Besides the akiles2d and simrc files described above,
the code is structured into several Matlab subpackages as follows.
In the listing below,
+(potential model), +(EVDF model), and +(ions model) are placeholders
for the name of the corresponding model. Presently, only
+parabolic, +semimaxwellian, and +cold are available, respectively.
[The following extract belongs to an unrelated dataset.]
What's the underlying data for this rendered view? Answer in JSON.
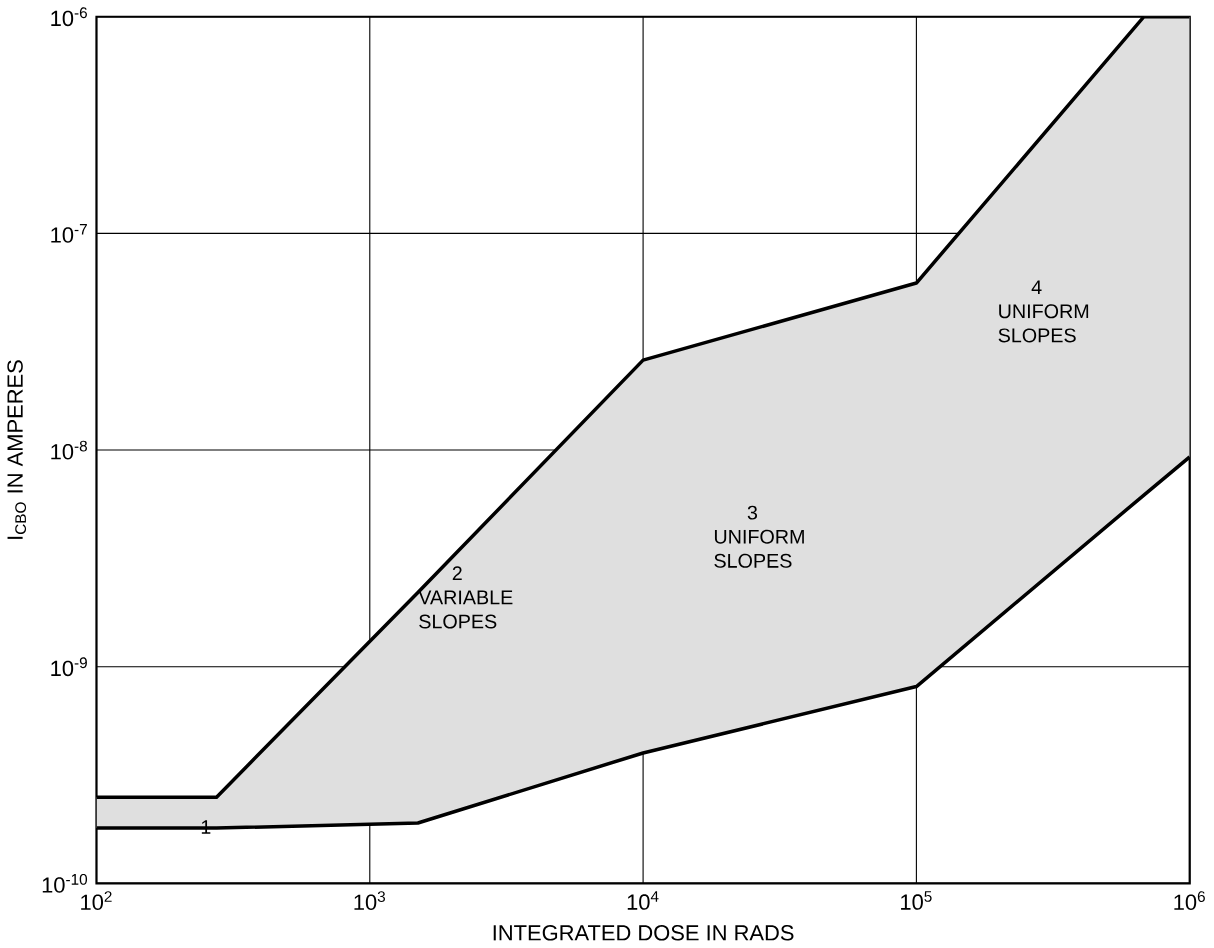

• +electrons: The moment function that can be found in
  +electrons\+(potential model)\+(EVDF model) allows calculating any moment of the electron velocity distribution function, at any point. Some additional electron functions can be found in +electrons\+(potential model).
• +ions: The moment function that can be found in
  +ions\+(potential model)\+(ions model) allows calculating any moment of the ion velocity distribution function.
• +preprocessor: Contains the preprocessor function, which facilitates the
  preparation of the data structure from multiple sources (default simrc
  file, user simrc file, and additional fields given through the console)
• +solver: Contains solver and errorfcn, two functions used in the
  iterative solution process by akiles2d.
• +postprocessor: functions intended to update the solution structure
  after converging to the self-consitent solutions are stored here.
• +potential: Some convenience functions for computing the potential phi
  for each potential model.

Testing

Unit tests are found in the /test subdirectory. After adding the package to
your Matlab path, you can run all tests by executing runtests from this
subdirectory.

Development of features

Currently, the usage of test points out of the plume axis is not fully
implemented. Therefore, the input vector r must be zero, or an error will be
thrown.

Future developments will add the moment integrals for other EVDFs than
semi-Maxwelllian, and proper documentation.

Contributing

If you have any comments for improvement or
are interested in contributing to the continued
development of this or any of my other codes, you can contact us
through our website.

For updates and news, follow us on Twitter: @ep2lab..

Acknowledging

This program is the result of substantial effort by us. It is released as open
source in the hope that it will be useful to other people. If you find it
useful and/or use it in any of your works, we kindly ask you to acknowledge it
by citing the main article of the Akiles2d model,

Mario Merino, Javier Mauriño, Eduardo Ahedo,
“Kinetic electron model for plasma thruster plumes,” Plasma Sources Science and Technology 27, 035013 (2018), DOI: 10.1088/1361-6595/aab3a1

and/or citing the code directly as:

Mario Merino, Javier Mauriño (2017). Akiles2d code: Advanced Kinetic
Iterative pLasma Expansion Solver 2D, DOI: 10.5281/zenodo.1098432

License

Copyright (c) 2017 Mario Merino and Javier Mauriño.
The software is released as open source with the MIT License.